中国は本当に台湾に侵攻するのか。軍事アナリストの小川和久さんは「侵攻すれば経済制裁や軍事的失敗のリスクを抱えることになり、割に合わない選択だ。だが、指導者が常に合理的に判断するとは限らない」という――。

※本稿は、小川和久『13歳からの戦争学』(アスコム)の一部を抜粋・再編集したものです。

「中国の台湾侵攻」は単なる噂ではない

台湾海峡をめぐる緊張は、いま世界でもっとも危険な発火点の一つといわれています。「中国が台湾に侵攻する」という話は、単なる噂ではありません。

中国は2025年だけを見ても2回も台湾周辺で大規模な軍事演習を行っており、台湾の防空識別圏への中国軍機の侵入は日常的に行われています。だから、実際に起こりうるシナリオとして、各国の軍事専門家が真剣に分析しているのです。

なぜ、中国は台湾を狙うのでしょうか。それを理解するには、中国と台湾の歴史をさかのぼる必要があります。

1949年、中国では共産党と国民党による内戦がありました。共産党が勝利し、毛沢東もうたくとうが中華人民共和国を建国しました。一方、敗れた蔣介石しょうかいせき率いる国民党は台湾へ逃れ、そこで「中華民国」政府を存続させました。
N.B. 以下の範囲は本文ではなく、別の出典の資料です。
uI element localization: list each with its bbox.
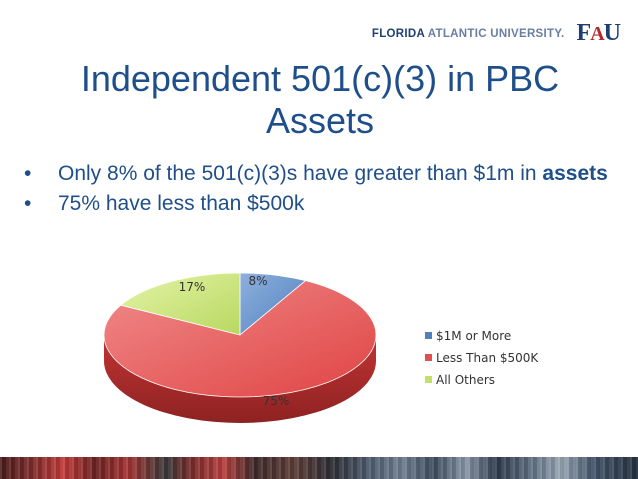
bullet-dot-icon: • bbox=[24, 162, 32, 185]
slice-label-3: 17% bbox=[179, 280, 206, 294]
legend-swatch-2 bbox=[425, 354, 432, 361]
decorative-photo-strip bbox=[0, 457, 638, 479]
bullet-item: • Only 8% of the 501(c)(3)s have greater… bbox=[24, 162, 608, 185]
pie-chart: 8% 75% 17% $1M or More Less Than $500K All O… bbox=[103, 272, 539, 423]
pie-side-band bbox=[104, 335, 376, 423]
slice-label-2: 75% bbox=[263, 394, 290, 408]
slide-title: Independent 501(c)(3) in PBC Assets bbox=[80, 58, 560, 141]
legend-label-2: Less Than $500K bbox=[436, 351, 539, 365]
legend-label-3: All Others bbox=[436, 373, 495, 387]
bullet-dot-icon: • bbox=[24, 192, 32, 215]
pie-slice-3 bbox=[119, 272, 241, 336]
fau-logo: FAU bbox=[576, 20, 621, 46]
university-name: FLORIDA ATLANTIC UNIVERSITY. bbox=[371, 27, 565, 40]
legend-swatch-3 bbox=[425, 376, 432, 383]
slice-label-1: 8% bbox=[248, 274, 267, 288]
pie-slice-2 bbox=[103, 280, 377, 398]
legend-swatch-1 bbox=[425, 332, 432, 339]
bullet-item: • 75% have less than $500k bbox=[24, 192, 305, 215]
header-logo: FLORIDA ATLANTIC UNIVERSITY. FAU bbox=[371, 20, 621, 47]
legend-label-1: $1M or More bbox=[436, 329, 511, 343]
bullet-list: • Only 8% of the 501(c)(3)s have greater… bbox=[22, 162, 622, 222]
つまり、一つの中国に二つの政府が並び立つことになったのです。

中国共産党は「台湾は中国の一部であり、いずれ統一する」と主張し続けています。これは中国にとって単なる領土問題ではなく、共産党の正統性そのものに関わる問題なのです。

習近平国家主席は「台湾統一は中華民族の偉大な復興の一部だ」と繰り返し述べ、「武力行使も辞さない」とも明言しています。

習近平国家主席
写真=ABACA PRESS/時事通信フォト
河北省雄安新区において、雄安新区の質の高い建設と発展をさらに推進するためのシンポジウムを主宰した習近平国家主席(2026年3月23日、雄安新区)

中国は準備を着々と進めている

中国の軍事的な準備はどうでしょう。

中国は、台湾侵攻に向けて着々と準備を進めています。人民解放軍はこの20年間で劇的に近代化しました。空母を建造し、最新鋭の戦闘機を配備し、精密誘導ミサイルを大量に保有しています。とりわけ台湾に照準を合わせた短距離・中距離ミサイルは、2000発以上にのぼると推定されています。

中国軍は、台湾周辺で頻繁に軍事演習を行っています。2022年8月、アメリカのペロシ下院議長が台湾を訪問した際、中国は台湾を取り囲むように大規模な軍事演習を実施しました。これは事実上、台湾封鎖を予告するものでした。

さらに、中国軍の戦闘機や軍艦が台湾の防空識別圏に侵入する回数は年々増えています。2023年には年間約1700機でしたが、2024年には急増して約3600機と過去最多を記録。さらに2025年は1~2月だけで約740機と、前年同期の約4倍のペースで推移しています。

これは台湾軍を疲弊させ、いざというときに十分な対応ができないようにする狙いがあります。